Yeti May Be a Bear Descendant, States Scientist


Share this Post

In Chill Out, Scooby Doo!, Scooby and the gang go to the Himalayas to help a French hunter find and kill the Yeti / Abominable Snowman. After many chases and hilarious antics, the Yeti is discovered to be not an actual Yeti, but rather a stunt by Ming to get her crush to keep his radio station running.

Unfortunately for many kids (and many adults as well), Scooby and Shaggy still have a real Yeti to fear. However, this Yeti may not be what many have believed it to be. British professor, Bryan Sykes, has used science to prove the true identity of the Yeti, once and for all.

Last year, Sykes put out a request for people to send him samples from unidentified species, such as the Yeti, Bigfoot, and Sasquatch. In total, Sykes received 70 samples, 27 of which produced good DNA results. Out of those 27 useful DNA samples, 2 proved vital to the mission of the Oxford-Lausanne Collateral Hominid Project.

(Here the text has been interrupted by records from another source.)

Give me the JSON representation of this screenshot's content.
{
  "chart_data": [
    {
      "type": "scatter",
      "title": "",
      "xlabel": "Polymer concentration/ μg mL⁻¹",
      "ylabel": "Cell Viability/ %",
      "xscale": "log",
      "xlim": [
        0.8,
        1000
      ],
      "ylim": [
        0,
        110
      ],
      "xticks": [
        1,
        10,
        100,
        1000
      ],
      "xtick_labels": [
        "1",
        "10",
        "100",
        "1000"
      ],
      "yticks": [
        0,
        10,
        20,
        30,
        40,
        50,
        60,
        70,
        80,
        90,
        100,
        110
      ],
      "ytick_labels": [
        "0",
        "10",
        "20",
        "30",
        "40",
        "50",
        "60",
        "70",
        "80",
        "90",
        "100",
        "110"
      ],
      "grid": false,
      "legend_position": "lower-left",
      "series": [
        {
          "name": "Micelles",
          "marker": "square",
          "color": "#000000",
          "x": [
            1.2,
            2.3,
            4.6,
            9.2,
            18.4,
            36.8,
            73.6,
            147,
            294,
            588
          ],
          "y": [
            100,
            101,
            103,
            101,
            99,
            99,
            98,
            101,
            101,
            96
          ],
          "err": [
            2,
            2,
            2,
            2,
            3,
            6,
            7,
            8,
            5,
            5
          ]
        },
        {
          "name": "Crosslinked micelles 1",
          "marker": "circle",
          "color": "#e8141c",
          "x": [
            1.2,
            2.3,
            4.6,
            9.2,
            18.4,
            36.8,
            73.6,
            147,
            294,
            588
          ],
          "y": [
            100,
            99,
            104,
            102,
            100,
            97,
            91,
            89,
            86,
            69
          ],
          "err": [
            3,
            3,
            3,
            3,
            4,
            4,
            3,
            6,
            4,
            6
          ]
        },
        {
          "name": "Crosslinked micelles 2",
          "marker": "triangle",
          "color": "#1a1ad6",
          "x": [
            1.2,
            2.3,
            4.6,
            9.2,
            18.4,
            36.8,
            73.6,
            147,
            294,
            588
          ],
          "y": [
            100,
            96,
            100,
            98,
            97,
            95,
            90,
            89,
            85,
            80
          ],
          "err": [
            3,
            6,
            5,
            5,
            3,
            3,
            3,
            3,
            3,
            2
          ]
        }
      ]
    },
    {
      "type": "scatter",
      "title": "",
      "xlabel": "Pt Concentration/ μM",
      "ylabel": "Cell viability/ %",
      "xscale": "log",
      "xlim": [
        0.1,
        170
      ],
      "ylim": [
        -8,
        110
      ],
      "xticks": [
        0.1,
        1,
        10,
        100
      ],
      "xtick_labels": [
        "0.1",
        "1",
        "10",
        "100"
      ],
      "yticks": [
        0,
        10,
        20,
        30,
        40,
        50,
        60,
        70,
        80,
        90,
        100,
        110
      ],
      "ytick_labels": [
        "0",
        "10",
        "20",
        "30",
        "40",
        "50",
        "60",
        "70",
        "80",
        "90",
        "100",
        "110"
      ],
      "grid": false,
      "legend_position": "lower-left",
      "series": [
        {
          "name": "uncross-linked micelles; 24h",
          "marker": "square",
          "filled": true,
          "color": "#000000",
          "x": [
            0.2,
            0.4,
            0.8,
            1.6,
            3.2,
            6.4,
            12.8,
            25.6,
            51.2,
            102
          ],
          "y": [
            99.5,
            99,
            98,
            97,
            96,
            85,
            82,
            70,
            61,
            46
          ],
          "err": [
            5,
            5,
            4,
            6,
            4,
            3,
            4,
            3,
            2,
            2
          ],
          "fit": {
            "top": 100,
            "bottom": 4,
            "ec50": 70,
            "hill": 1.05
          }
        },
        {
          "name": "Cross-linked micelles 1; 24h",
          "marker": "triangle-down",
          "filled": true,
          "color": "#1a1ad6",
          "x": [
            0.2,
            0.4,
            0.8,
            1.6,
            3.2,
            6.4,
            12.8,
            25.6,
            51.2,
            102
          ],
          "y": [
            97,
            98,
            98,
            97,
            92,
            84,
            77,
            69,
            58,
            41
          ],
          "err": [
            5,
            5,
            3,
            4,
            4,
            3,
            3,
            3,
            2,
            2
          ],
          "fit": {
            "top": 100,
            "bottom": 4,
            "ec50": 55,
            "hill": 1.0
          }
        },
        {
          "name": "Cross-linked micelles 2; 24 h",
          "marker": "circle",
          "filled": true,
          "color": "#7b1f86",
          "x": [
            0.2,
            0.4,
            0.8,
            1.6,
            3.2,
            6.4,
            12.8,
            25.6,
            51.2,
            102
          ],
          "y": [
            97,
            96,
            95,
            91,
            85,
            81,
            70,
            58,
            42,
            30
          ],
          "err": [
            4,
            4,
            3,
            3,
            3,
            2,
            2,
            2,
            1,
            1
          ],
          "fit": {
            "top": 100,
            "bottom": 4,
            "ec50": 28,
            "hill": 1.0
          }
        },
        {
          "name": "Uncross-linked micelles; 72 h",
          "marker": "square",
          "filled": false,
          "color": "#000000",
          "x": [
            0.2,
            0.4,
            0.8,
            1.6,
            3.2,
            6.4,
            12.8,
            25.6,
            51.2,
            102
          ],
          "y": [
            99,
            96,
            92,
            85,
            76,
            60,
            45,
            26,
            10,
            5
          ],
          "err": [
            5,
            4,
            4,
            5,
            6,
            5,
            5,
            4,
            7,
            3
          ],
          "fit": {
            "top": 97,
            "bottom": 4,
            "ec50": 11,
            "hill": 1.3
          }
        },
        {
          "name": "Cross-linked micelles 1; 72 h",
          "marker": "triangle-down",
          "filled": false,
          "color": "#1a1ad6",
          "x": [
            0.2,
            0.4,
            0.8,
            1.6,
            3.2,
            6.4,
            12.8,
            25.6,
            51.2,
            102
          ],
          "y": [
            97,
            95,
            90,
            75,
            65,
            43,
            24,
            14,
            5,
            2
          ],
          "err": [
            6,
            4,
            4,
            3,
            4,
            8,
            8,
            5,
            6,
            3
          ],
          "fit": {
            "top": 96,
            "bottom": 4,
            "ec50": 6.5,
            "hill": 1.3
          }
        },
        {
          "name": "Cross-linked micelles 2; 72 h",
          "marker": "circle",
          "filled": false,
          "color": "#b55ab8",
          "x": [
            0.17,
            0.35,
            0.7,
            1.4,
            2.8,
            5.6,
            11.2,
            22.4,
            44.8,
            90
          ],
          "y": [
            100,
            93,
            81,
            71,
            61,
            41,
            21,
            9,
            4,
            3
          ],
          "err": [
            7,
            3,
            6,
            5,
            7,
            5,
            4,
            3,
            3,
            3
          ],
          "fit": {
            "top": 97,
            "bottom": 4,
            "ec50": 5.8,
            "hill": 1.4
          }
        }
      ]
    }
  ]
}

The two samples which sparked the most interest from Sykes were from 2 similar, yet distant, locations: the Western Himalayan region of Ladakh and Bhutan, which is approximately 800 miles east of Ladakh.

When Sykes cross-referenced the DNA from these two strands of hair with the DNA of other animals in the GenBank database, the results were both astounding and conclusive - The hairs showed a 100% match to the DNA of a 40,000-120,000 year old ancient polar bear from Svalbard, Norway (Which means one can only hope that this ancient polar bear was a panserbjørne, such as those from Philip Pullman's His Dark Materials series.)

So what do these results mean? According to Sykes, “This is an exciting and completely unexpected result that gave us all a surprise. There’s more work to be done on interpreting the results. I don’t think it means there are ancient polar bears wandering around the Himalayas. But we can speculate on what the possible explanation might be. It could mean there is a sub species of brown bear in the High Himalayas descended from the bear that was the ancestor of the Polar Bear. Or it could mean there has been more recent hybridisation between the Brown Bear and the descendent of the ancient Polar Bear.”

Despite these rather conclusive findings, many in the community do not believe that these results will quell the fervor of Yeti enthusiasts: "I do not think the study gives any comfort to Yeti-believers. But "no amount of scientific data will ever shake their belief," stated David Frayer, a professor of biological anthropology at the University of Kansas. Frayer went on to add, "If (Sykes') motivation for doing the analyses is to refute the Yeti nonsense, then good luck."

Sykes's motivation for the project, though, is not to ruin the hopes and aspirations of Yeti-hunters, but rather to "to inject some science into a rather murky field."

If anything, Sykes's findings may have spurred an even larger hunt for the Yeti. After all, who wouldn't want to find an ancient-hybrid polar-brown bear that may or may not have opposable thumbs and super-awesome metal armor?